O presente artigo tratará do efeito do princípio da proporcionalidade em relação ao ato ultra vires, positivado pelo Código Civil de 2002. O tema tem grande relevância jurídica e social, uma vez que pretende fomentar a discussão da alteração legal trazida pelo diploma legal acima citado e seus efeitos práticos junto às relações mercantis, bem como o desdobramento jurídico de sua adoção.

O PRINCÍPIO DA PROPORCIONALIDADE E O ATO ULTRA VIRES

1. Introdução O Estado Democrático de Direito inaugurado pela Carta magna de 1988 trouxe a ascensão da interpretação constitucional. Uma resposta a várias décadas de descaso com o texto constitucional, na qual este texto tinha um papel menor, marginal. Nos últimos anos houve uma ascensão científica e política da Constituição, materializada na elaboração de uma densa teoria constitucional e uma jurisprudência voltada para a efetivação das suas normas. Dentro deste panorama, o método tradicional subsuntivo, que se materializa na submissão da realidade ao tipo legal, com a aplicação direta da lei, tornou-se insuficiente para atender a esta nova realidade constitucional. Não houve, por óbvio, a mitigação dos elementos tradicionais de hermenêutica, quais sejam, a interpretação literal, interpretação sistemática, interpretação histórica e interpretação axiológica, mas a sua conjugação com a interpretação constitucional, fulcrada na normatividade dos princípios, ponderação de valores e teoria da argumentação.

Hoje, é imperativa uma investigação dos fundamentos do texto constitucional no âmbito mais abrangente, metajurídico do domínio normativo. A interpretação constitucional, por sua vez, é informada pelos seguintes princípios: supremacia da Constituição, unidade da Constituição, interpretação conforme a Constituição, presunção de constitucionalidade, máxima efetividade e, finalmente, os princípios da razoabilidade e da proporcionalidade, que para alguns autores guardam a relação de gênero e espécie, que será estudado melhor mais adiante. Por outro lado, o Código Civil de 2002, ao unificar legislativamente o Direito Civil e o Direito Comercial, trouxe substanciais alterações a este ramo do direito. Uma das inovações trazidas foi a adoção da teoria do ato ultra vires, que gerou muitas polêmicas no âmbito doutrinário. Leciona, com sapiência, o professor LENIO STRECK: “Assumem relevância, neste contexto, os princípios constitucionais, incidindo sobre o ordenamento e sobre a aplicação do ordenamento.

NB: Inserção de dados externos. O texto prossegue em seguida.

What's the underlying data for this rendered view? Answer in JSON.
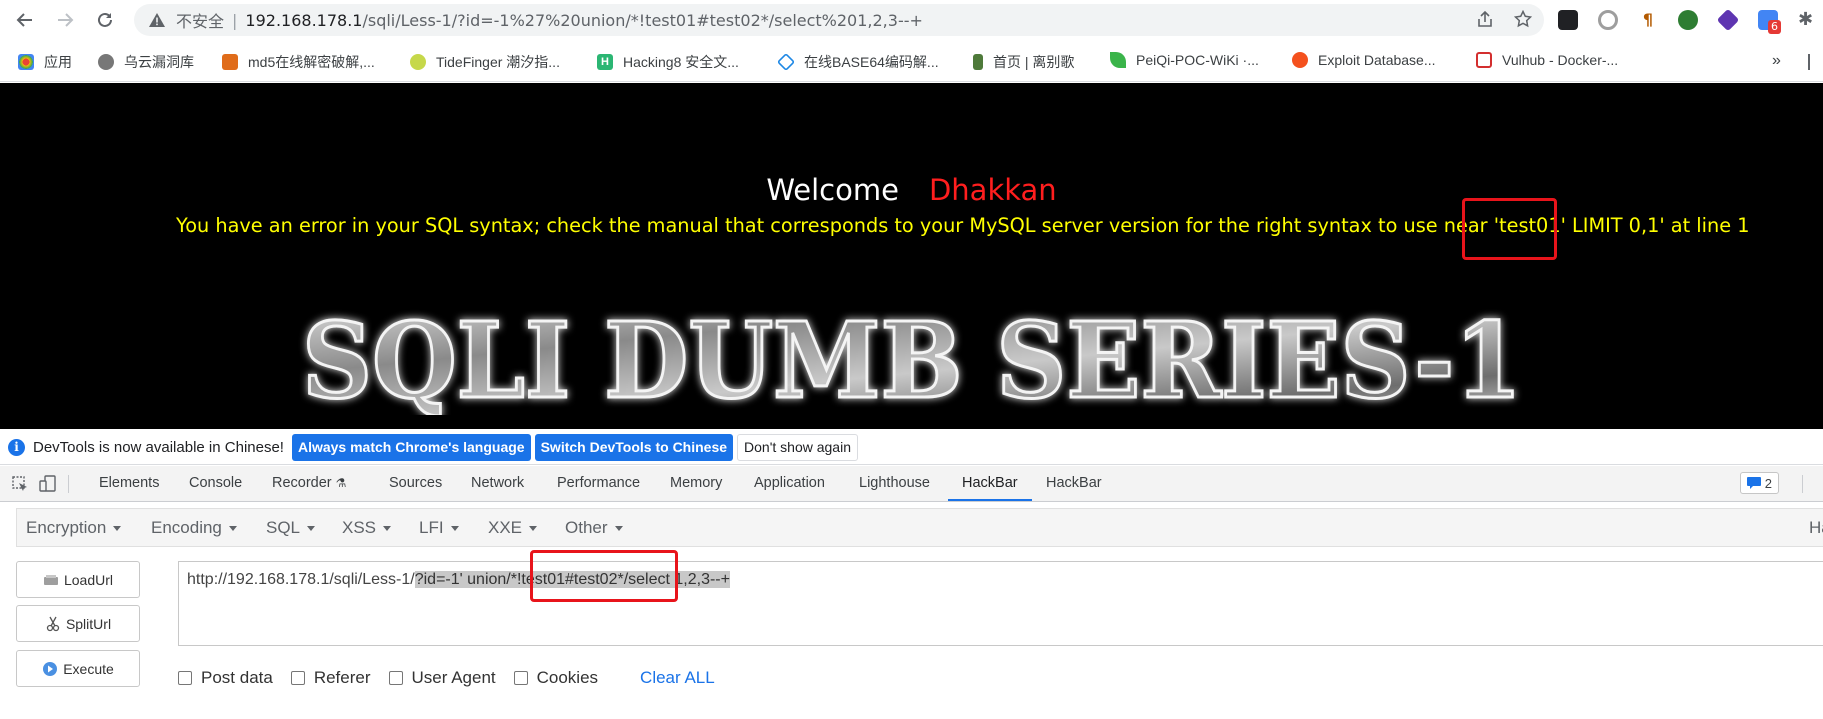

Há um efeito de irradiação provocado pelos princípios, questão que pode ser observada nos tribunais constitucionais europeus e no desenvolvimento da teoria da argumentação jurídica, na medida em que toda a interpretação se submete aos princípios.” O presente trabalho pretende fazer uma breve leitura constitucional do mencionado dispositivo, a partir da aplicação do princípio da proporcionalidade à teoria em comento, uma vez que a interpretação do texto legal não pode ser destacada, alheia à hermenêutica constitucional.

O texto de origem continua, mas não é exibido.